2) To All The Boys I've Loved Before
Meet Lara-Jean Covey, a shy high schooler who crushes HARD. Lara-Jean has written five different love letters to all the boys she’s ever loved and never told. When Lara-Jean's letters get sent, she must deal with the aftermath of her exposed feelings, especially her feelings for Lacrosse player and high school heartthrob Peter Kavinsky. To All the Boys I’ve Loved Before isn’t a typical high school romance, it isn’t scandalous or wild, Lara-Jean and Peter’s relationship is slow burn and built on a foundation of friendship. Lana Condor brilliantly portrays Lara-Jean as a confident yet shy girl with just too many feelings to hold inside and Noah Centineo’s charm as Peter Kavinsky is undeniable. In this franchise with three Netflix released films, there’s tons of Lara-Jean content to binge watch and fall in love with.
3) Real Women Have Curves
Ana Garcia wants to go to college, specifically, Columbia University in New York which is ways away from her current home in East Los Angeles. Ana’s headstrong and excruciatingly judgmental mother opposes, suggesting that Ana should stay in Los Angeles and work at their small and slowly dying textile factory. The summer after high school Ana must deal with budding romances, a dwindling self-confidence due to her mother’s constant judgments, and life-changing decisions. Real Women Have Curves is a Latinx led and written film, that depicts the struggle of following your own dreams rather than those who dream for you, as well as the definition of womanhood and what it means to love yourself.

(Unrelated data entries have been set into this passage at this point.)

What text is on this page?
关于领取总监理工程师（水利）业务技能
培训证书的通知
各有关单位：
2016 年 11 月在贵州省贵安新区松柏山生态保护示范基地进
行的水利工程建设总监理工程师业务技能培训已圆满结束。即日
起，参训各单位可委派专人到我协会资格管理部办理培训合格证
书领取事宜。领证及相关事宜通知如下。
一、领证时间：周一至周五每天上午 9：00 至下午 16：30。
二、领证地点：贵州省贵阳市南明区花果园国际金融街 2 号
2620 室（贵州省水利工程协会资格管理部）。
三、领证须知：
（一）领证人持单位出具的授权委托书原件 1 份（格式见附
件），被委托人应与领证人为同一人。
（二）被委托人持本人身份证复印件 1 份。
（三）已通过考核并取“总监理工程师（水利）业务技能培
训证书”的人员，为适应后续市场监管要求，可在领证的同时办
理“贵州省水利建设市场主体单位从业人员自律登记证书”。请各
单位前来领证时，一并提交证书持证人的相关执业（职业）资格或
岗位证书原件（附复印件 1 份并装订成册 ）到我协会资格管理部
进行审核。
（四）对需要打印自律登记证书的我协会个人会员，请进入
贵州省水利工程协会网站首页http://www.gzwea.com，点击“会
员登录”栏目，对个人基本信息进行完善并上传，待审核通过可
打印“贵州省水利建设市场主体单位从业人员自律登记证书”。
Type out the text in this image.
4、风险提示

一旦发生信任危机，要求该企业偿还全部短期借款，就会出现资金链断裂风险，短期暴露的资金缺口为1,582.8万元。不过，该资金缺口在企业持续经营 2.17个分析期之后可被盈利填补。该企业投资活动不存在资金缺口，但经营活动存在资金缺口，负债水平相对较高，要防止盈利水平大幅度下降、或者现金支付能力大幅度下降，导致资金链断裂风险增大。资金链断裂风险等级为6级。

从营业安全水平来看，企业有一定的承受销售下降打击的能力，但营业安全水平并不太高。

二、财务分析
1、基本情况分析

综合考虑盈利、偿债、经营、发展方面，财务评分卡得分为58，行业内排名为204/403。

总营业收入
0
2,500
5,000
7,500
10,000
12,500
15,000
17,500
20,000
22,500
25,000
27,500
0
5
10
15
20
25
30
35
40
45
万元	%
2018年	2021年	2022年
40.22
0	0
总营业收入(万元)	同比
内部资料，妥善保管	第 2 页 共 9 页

Premiering at the 2011 Sundance Film Festival, Pariah centers around the story of Alike, a young girl grappling with her sexuality and discovering that she’s a lesbian. Alike’s mother entirely disapproves of her sexuality as well as her masculine dress sense, putting an emotional toll on Alike as well as the rest of her family. Alike is then faced with the painful decision of deciding the cost of being authentically herself. Pariah is a tear-jerking film about acceptance sought but not found, and the things one must do no matter how painful, in order to gain a chance at happiness.
From superheroes to seamstresses, to lesbians, to love letters, these BIPOC led films are binge watch worthy for any coming-of-age film fan.